Ce glissement sémantique — tarif Sécu = prix — nourrit depuis des années incompréhensions, tensions et soupçons autour des honoraires médicaux, en particulier chez les patients confrontés à un reste à charge.
Le site s’adresse donc d’abord au grand public, mais avec un objectif clair : expliquer, chiffres à l’appui, ce que couvre (et surtout ce que ne couvre pas) la base de remboursement. Inflation, charges de cabinet, matériel, temps médical, responsabilités médico-légales : autant d’éléments absents du tarif opposable, mais bien présents dans la réalité du soin.

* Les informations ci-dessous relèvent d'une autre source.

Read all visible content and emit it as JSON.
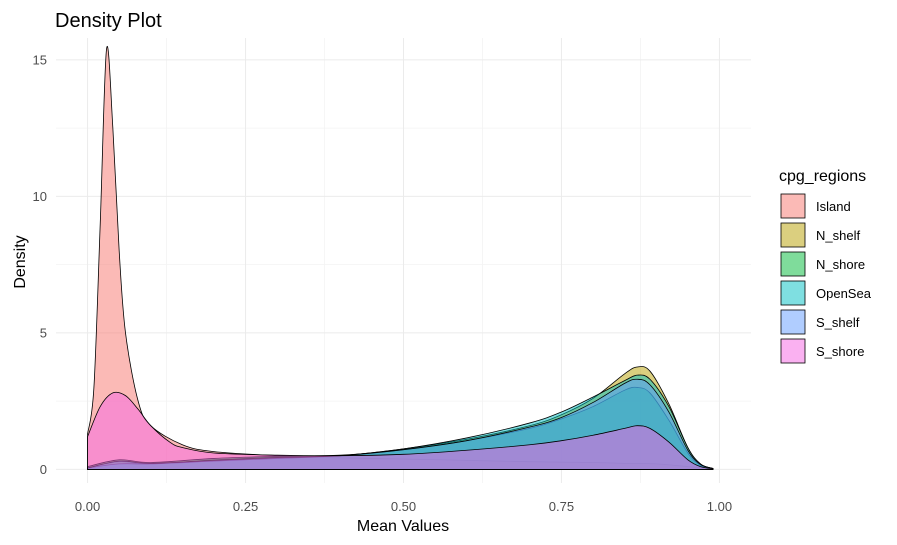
{
  "chart_data": {
    "type": "area",
    "title": "Density Plot",
    "xlabel": "Mean Values",
    "ylabel": "Density",
    "xlim": [
      -0.05,
      1.05
    ],
    "ylim": [
      -0.5,
      15.8
    ],
    "x_ticks": [
      0.0,
      0.25,
      0.5,
      0.75,
      1.0
    ],
    "x_tick_labels": [
      "0.00",
      "0.25",
      "0.50",
      "0.75",
      "1.00"
    ],
    "y_ticks": [
      0,
      5,
      10,
      15
    ],
    "y_tick_labels": [
      "0",
      "5",
      "10",
      "15"
    ],
    "grid": true,
    "legend": {
      "title": "cpg_regions",
      "position": "right"
    },
    "series": [
      {
        "name": "Island",
        "color": "#F8766D",
        "points": [
          [
            0.0,
            1.3
          ],
          [
            0.01,
            3.0
          ],
          [
            0.02,
            9.0
          ],
          [
            0.03,
            15.4
          ],
          [
            0.04,
            12.5
          ],
          [
            0.05,
            8.0
          ],
          [
            0.06,
            5.0
          ],
          [
            0.08,
            2.5
          ],
          [
            0.1,
            1.6
          ],
          [
            0.15,
            0.9
          ],
          [
            0.2,
            0.65
          ],
          [
            0.3,
            0.5
          ],
          [
            0.4,
            0.42
          ],
          [
            0.5,
            0.38
          ],
          [
            0.6,
            0.33
          ],
          [
            0.7,
            0.28
          ],
          [
            0.8,
            0.25
          ],
          [
            0.85,
            0.22
          ],
          [
            0.9,
            0.2
          ],
          [
            0.95,
            0.1
          ],
          [
            0.99,
            0.02
          ]
        ]
      },
      {
        "name": "N_shelf",
        "color": "#B79F00",
        "points": [
          [
            0.0,
            0.05
          ],
          [
            0.05,
            0.28
          ],
          [
            0.1,
            0.2
          ],
          [
            0.2,
            0.35
          ],
          [
            0.3,
            0.45
          ],
          [
            0.4,
            0.5
          ],
          [
            0.5,
            0.75
          ],
          [
            0.6,
            1.1
          ],
          [
            0.7,
            1.6
          ],
          [
            0.75,
            2.0
          ],
          [
            0.8,
            2.6
          ],
          [
            0.85,
            3.5
          ],
          [
            0.87,
            3.75
          ],
          [
            0.89,
            3.6
          ],
          [
            0.92,
            2.4
          ],
          [
            0.95,
            0.8
          ],
          [
            0.97,
            0.2
          ],
          [
            0.99,
            0.03
          ]
        ]
      },
      {
        "name": "N_shore",
        "color": "#00BA38",
        "points": [
          [
            0.0,
            0.1
          ],
          [
            0.05,
            0.35
          ],
          [
            0.1,
            0.25
          ],
          [
            0.2,
            0.4
          ],
          [
            0.3,
            0.48
          ],
          [
            0.4,
            0.52
          ],
          [
            0.5,
            0.72
          ],
          [
            0.6,
            1.05
          ],
          [
            0.7,
            1.5
          ],
          [
            0.75,
            1.85
          ],
          [
            0.8,
            2.3
          ],
          [
            0.85,
            2.9
          ],
          [
            0.87,
            3.0
          ],
          [
            0.89,
            2.8
          ],
          [
            0.92,
            1.8
          ],
          [
            0.95,
            0.6
          ],
          [
            0.97,
            0.15
          ],
          [
            0.99,
            0.03
          ]
        ]
      },
      {
        "name": "OpenSea",
        "color": "#00BFC4",
        "points": [
          [
            0.0,
            0.05
          ],
          [
            0.05,
            0.2
          ],
          [
            0.1,
            0.2
          ],
          [
            0.2,
            0.3
          ],
          [
            0.3,
            0.4
          ],
          [
            0.4,
            0.5
          ],
          [
            0.5,
            0.75
          ],
          [
            0.6,
            1.15
          ],
          [
            0.7,
            1.7
          ],
          [
            0.75,
            2.1
          ],
          [
            0.8,
            2.65
          ],
          [
            0.85,
            3.25
          ],
          [
            0.87,
            3.45
          ],
          [
            0.89,
            3.3
          ],
          [
            0.92,
            2.3
          ],
          [
            0.95,
            0.8
          ],
          [
            0.97,
            0.2
          ],
          [
            0.99,
            0.03
          ]
        ]
      },
      {
        "name": "S_shelf",
        "color": "#619CFF",
        "points": [
          [
            0.0,
            0.05
          ],
          [
            0.05,
            0.3
          ],
          [
            0.1,
            0.22
          ],
          [
            0.2,
            0.33
          ],
          [
            0.3,
            0.43
          ],
          [
            0.4,
            0.5
          ],
          [
            0.5,
            0.72
          ],
          [
            0.6,
            1.05
          ],
          [
            0.7,
            1.55
          ],
          [
            0.75,
            1.9
          ],
          [
            0.8,
            2.45
          ],
          [
            0.85,
            3.15
          ],
          [
            0.87,
            3.3
          ],
          [
            0.89,
            3.1
          ],
          [
            0.92,
            2.1
          ],
          [
            0.95,
            0.7
          ],
          [
            0.97,
            0.18
          ],
          [
            0.99,
            0.03
          ]
        ]
      },
      {
        "name": "S_shore",
        "color": "#F564E3",
        "points": [
          [
            0.0,
            1.2
          ],
          [
            0.02,
            2.3
          ],
          [
            0.04,
            2.8
          ],
          [
            0.06,
            2.7
          ],
          [
            0.08,
            2.2
          ],
          [
            0.1,
            1.6
          ],
          [
            0.13,
            1.0
          ],
          [
            0.15,
            0.8
          ],
          [
            0.2,
            0.6
          ],
          [
            0.3,
            0.52
          ],
          [
            0.4,
            0.5
          ],
          [
            0.5,
            0.55
          ],
          [
            0.6,
            0.7
          ],
          [
            0.7,
            0.9
          ],
          [
            0.75,
            1.05
          ],
          [
            0.8,
            1.25
          ],
          [
            0.85,
            1.5
          ],
          [
            0.87,
            1.6
          ],
          [
            0.89,
            1.5
          ],
          [
            0.92,
            1.0
          ],
          [
            0.95,
            0.35
          ],
          [
            0.97,
            0.1
          ],
          [
            0.99,
            0.02
          ]
        ]
      }
    ]
  }
}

Des comparaisons simples, issues de données publiques
L’un des intérêts majeurs du site réside dans ses visualisations. Pour un acte donné, honoraires.app met en regard l’évolution du tarif Sécu avec celle de l’inflation ou des coûts réels sur plusieurs décennies. Le constat est sans surprise pour les médecins, mais souvent inédit pour les patients : les tarifs administratifs ont stagné, voire reculé en euros constants, tandis que les charges ont augmenté.
Le message est martelé sans détour : « Ne confondez pas le montant de l’aide avec le coût du soin ». Une formulation pédagogique, qui permet de repositionner les honoraires non comme un abus, mais comme un ajustement rendu nécessaire par un système figé.

Graphique concernant la péridurale

Graphique concernant la coronarographie
Pour imager, il est possible de générer un graphique. Ci-dessus, nous pouvons « regarder comment le coût de la vie (en vert) et les tarifs des Mutuelles (en jaune) s'envolent, pendant que la Base Sécu (en bleu) reste clouée au sol. »
Ici, vous pouvez constater que le tarif de base pour réaliser une péridurale n’a pas évolué entre 2005 et 2026. Tandis que celui pour une coronarographie a même baissé.
Un des médecins fondateurs, souhaitant conserver son anonymat, souhaite préciser une chose : « les français n’en ont pas pour leur argent avec leur mutuelle. Elles gagnent deux fois : sur l’augmentation des cotisations et sur la non-revalorisation de la base de remboursement. »
Le « bêtisier » de la tarification, ou quand la CCAM devient absurde
La page « Aberrations » — explicitement présentée comme un bêtisier — constitue sans doute la partie la plus parlante. Elle recense des situations bien connues : règles d’association d’actes aboutissant à des gestes non rémunérés, « troisième acte gratuit », forfaits écrasant la technicité ou le risque, incohérences entre actes simples et actes lourds.
Ces exemples ne sont pas là pour dénoncer un cas particulier, mais pour montrer la logique globale : un système de tarification conçu pour une médecine d’hier, appliqué à une médecine d’aujourd’hui. Là encore, le site invite les praticiens à contribuer, en envoyant leurs propres situations.
Un site à montrer en consultation
L’intérêt d’honoraires.app, pour un médecin, n’est pas tant d’y apprendre quelque chose que de disposer d’un support neutre pour expliquer. Montrer une courbe, un exemple concret, un cas absurde permet souvent de désamorcer une discussion délicate sur les honoraires.
Le site ne plaide pas pour une généralisation des dépassements, ni pour une dérégulation. Il pose une question simple : peut-on continuer à appeler « dépassement » ce qui n’est en réalité qu’un complément nécessaire à la viabilité du soin ?
Honoraires.app est édité par un collectif de médecins libéraux.